A Book I'd Like to Read

Reviewed this past week in the Times: High Wire: The Precarious Financial Lives of American Families, by Peter Gosselin

One of the most memorable lines from George W. Bush’s convention speech in September 2004 introduced the concept of an “ownership society.” “Ownership brings security, and dignity and independence,” the president declared.

The line was memorable not just for its soothing cadences, but because it arguably marked the high point of the Bush era. Within six months, Bush would win re-election and unveil the centerpiece of his ownership agenda, Social Security privatization. Six months after that, not only was Social Security privatization dead: its staggering unpopularity had weighed down the entire administration.

Peter Gosselin probably didn’t set out to explain the collapse of the Bush economic agenda in “High Wire: The Precarious Financial Lives of American Families.” But his trenchant book could easily be read that way. An economics reporter with The Los Angeles Times, Gosselin demonstrates that Bush’s ownership agenda completely misread the economic zeitgeist. Americans have seen their financial situations grow far less stable over the last few decades, he reports. Against this backdrop, the prospect of assuming still more risk, as Bush proposed, gave many of them agita.
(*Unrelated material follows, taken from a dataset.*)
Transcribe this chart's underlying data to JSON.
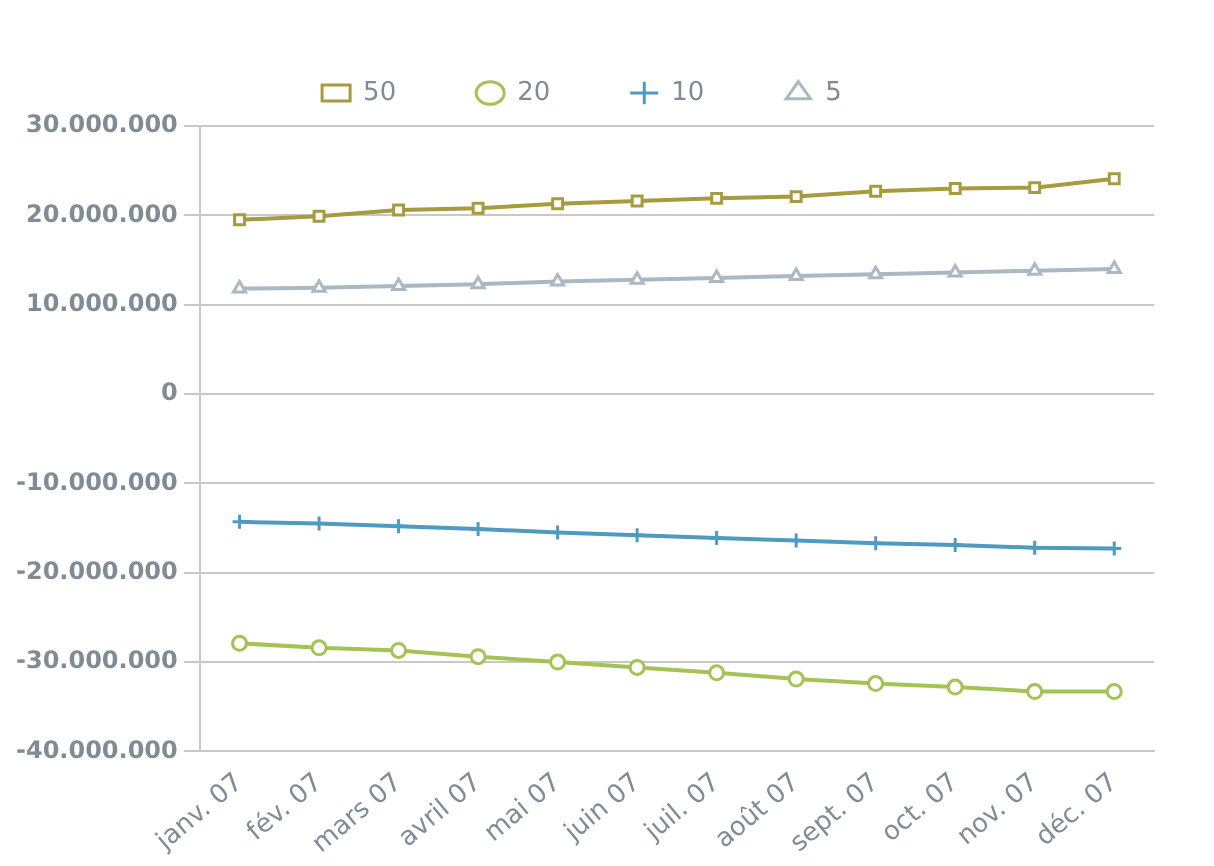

Scouring the data, Gosselin finds that the income of a middle-class family in the early 1970s typically rose or fell by no more than 17 percent in a given year; today, that range is plus or minus 26 percent. And it’s not just the middle class who’ve seen their incomes fluctuate wildly. The most affluent tenth of the country saw a slightly greater rise in volatility.

The cause of this increased turbulence, Gosselin says, is a changing labor market and a decades-long erosion of the corporate and social safety net. A generation ago, when unemployment relief was more generous, when companies provided liberal health and pension benefits and private insurers weren’t as stingy as they are today, a serious illness or the loss of a job usually wasn’t devastating. Now, such a setback is much more likely to bring economic ruin.


Do you feel like your financial life is precarious these days?